Infix to Postfix conversion

Translating an expressions from infix to postfix was a necessary step to easily calculate large expressions in UNAS. The translation was done via implementing a simple shuntyard algorithm. Once the postfix expression is created, the code generation process can begin.

Tracking register use in code generation

Given a postfix expression: 10 2 +

Starting at register 10 (r10, or f10) currentRegister

Using an integer stack registerLocations

Iterate through each item in expression (10, 2, +)

If the current item is not an operator, generate the code to load the item (var or int/float) into the currentRegister, and then push currentRegister to registerLocations, and increment currentRegister.

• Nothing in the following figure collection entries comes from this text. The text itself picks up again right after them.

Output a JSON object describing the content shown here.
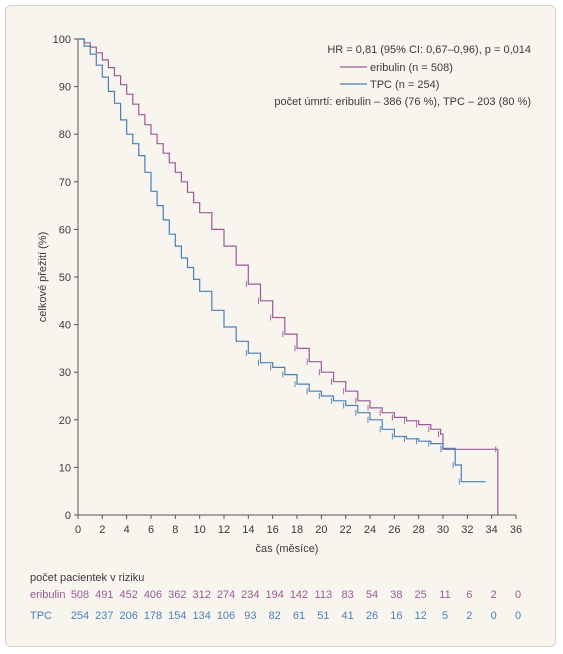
{
  "chart_data": {
    "type": "line",
    "subtype": "kaplan-meier",
    "xlabel": "čas (měsíce)",
    "ylabel": "celkové přežití (%)",
    "xlim": [
      0,
      36
    ],
    "ylim": [
      0,
      100
    ],
    "x_ticks": [
      0,
      2,
      4,
      6,
      8,
      10,
      12,
      14,
      16,
      18,
      20,
      22,
      24,
      26,
      28,
      30,
      32,
      34,
      36
    ],
    "y_ticks": [
      0,
      10,
      20,
      30,
      40,
      50,
      60,
      70,
      80,
      90,
      100
    ],
    "grid": false,
    "annotations": [
      "HR = 0,81 (95% CI: 0,67–0,96), p = 0,014",
      "počet úmrtí: eribulin – 386 (76 %), TPC – 203 (80 %)"
    ],
    "series": [
      {
        "name": "eribulin (n = 508)",
        "color": "#9b5a96",
        "points": [
          [
            0,
            100
          ],
          [
            0.5,
            99.2
          ],
          [
            1,
            98.3
          ],
          [
            1.5,
            97.1
          ],
          [
            2,
            95.6
          ],
          [
            2.5,
            94
          ],
          [
            3,
            92.3
          ],
          [
            3.5,
            90.4
          ],
          [
            4,
            88.4
          ],
          [
            4.5,
            86.3
          ],
          [
            5,
            84.1
          ],
          [
            5.5,
            82
          ],
          [
            6,
            80
          ],
          [
            6.5,
            78
          ],
          [
            7,
            76
          ],
          [
            7.5,
            74
          ],
          [
            8,
            72
          ],
          [
            8.5,
            70
          ],
          [
            9,
            67.8
          ],
          [
            9.5,
            65.6
          ],
          [
            10,
            63.5
          ],
          [
            11,
            60
          ],
          [
            12,
            56.5
          ],
          [
            13,
            52.5
          ],
          [
            14,
            48.5
          ],
          [
            15,
            45
          ],
          [
            16,
            41.5
          ],
          [
            17,
            38
          ],
          [
            18,
            35
          ],
          [
            19,
            32.2
          ],
          [
            20,
            30
          ],
          [
            21,
            28
          ],
          [
            22,
            26
          ],
          [
            23,
            24
          ],
          [
            24,
            22.5
          ],
          [
            25,
            21.5
          ],
          [
            26,
            20.5
          ],
          [
            27,
            19.8
          ],
          [
            28,
            19
          ],
          [
            29,
            18
          ],
          [
            29.8,
            17
          ],
          [
            30,
            13.8
          ],
          [
            34.5,
            13.8
          ],
          [
            34.5,
            0
          ]
        ]
      },
      {
        "name": "TPC (n = 254)",
        "color": "#4a7fb8",
        "points": [
          [
            0,
            100
          ],
          [
            0.5,
            98.5
          ],
          [
            1,
            96.8
          ],
          [
            1.5,
            94.5
          ],
          [
            2,
            92
          ],
          [
            2.5,
            89
          ],
          [
            3,
            86.5
          ],
          [
            3.5,
            83
          ],
          [
            4,
            80
          ],
          [
            4.5,
            78
          ],
          [
            5,
            75.5
          ],
          [
            5.5,
            72
          ],
          [
            6,
            68
          ],
          [
            6.5,
            65
          ],
          [
            7,
            62
          ],
          [
            7.5,
            59
          ],
          [
            8,
            56.5
          ],
          [
            8.5,
            54
          ],
          [
            9,
            52
          ],
          [
            9.5,
            49.5
          ],
          [
            10,
            47
          ],
          [
            11,
            43
          ],
          [
            12,
            39.5
          ],
          [
            13,
            36.5
          ],
          [
            14,
            34
          ],
          [
            15,
            32
          ],
          [
            16,
            31
          ],
          [
            17,
            29.5
          ],
          [
            18,
            27.5
          ],
          [
            19,
            26
          ],
          [
            20,
            25
          ],
          [
            21,
            24
          ],
          [
            22,
            23
          ],
          [
            23,
            21.5
          ],
          [
            24,
            20
          ],
          [
            25,
            18
          ],
          [
            26,
            16.5
          ],
          [
            27,
            16
          ],
          [
            28,
            15.5
          ],
          [
            29,
            15
          ],
          [
            30,
            14
          ],
          [
            31,
            10.5
          ],
          [
            31.5,
            7
          ],
          [
            33.5,
            7
          ]
        ]
      }
    ],
    "risk_table": {
      "title": "počet pacientek v riziku",
      "times": [
        0,
        2,
        4,
        6,
        8,
        10,
        12,
        14,
        16,
        18,
        20,
        22,
        24,
        26,
        28,
        30,
        32,
        34,
        36
      ],
      "rows": [
        {
          "label": "eribulin",
          "values": [
            508,
            491,
            452,
            406,
            362,
            312,
            274,
            234,
            194,
            142,
            113,
            83,
            54,
            38,
            25,
            11,
            6,
            2,
            0
          ]
        },
        {
          "label": "TPC",
          "values": [
            254,
            237,
            206,
            178,
            154,
            134,
            106,
            93,
            82,
            61,
            51,
            41,
            26,
            16,
            12,
            5,
            2,
            0,
            0
          ]
        }
      ]
    }
  }
}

Do this until an operator is found ( ^, *, /, +, – ).

If the current item is an operator pop the last two items to rhs, and lhs integers from registerLocations, and decrement currentRegister by 2 (this is to reuse old registers so we don’t burn through all registers with large expressions). Now that lhs, and rhs have been gotten from the stack, the corresponding UNAS code for the operation is generated based on int or float values and inserted into the output file.

(“addf currentRegister, lhs, rhs”). Once the code generation is complete, push currentRegister onto stack as the result stored from this operation is now a value we may need to use in the next calculation. Increment currentRegister, and continue.

Note : UNAS does not have a supporting call for the ‘^’ operator. In the case that this item is evaluated, the code for ^ is added to the output by way of loadSupportingCode(). Once loaded, the values of lhs, and rhs are stored in registers for the power code, and the result copied to currentRegister.

Once each item is evaluated, the last item is popped off of the stack and stored in the stack at its memory index.

This method of handling calculations has been thoroughly tested, and can easily be hand traced to ensure accuracy.

Project Conclusion

I'm quite happy with how this project turned out. Looking back I realize the grammar that I implemented could be refined, and in some cases my code generation could be simplified; this wasn't a perfect implementation it was a learning experience. If you're interested, you can find the project on my GitHub.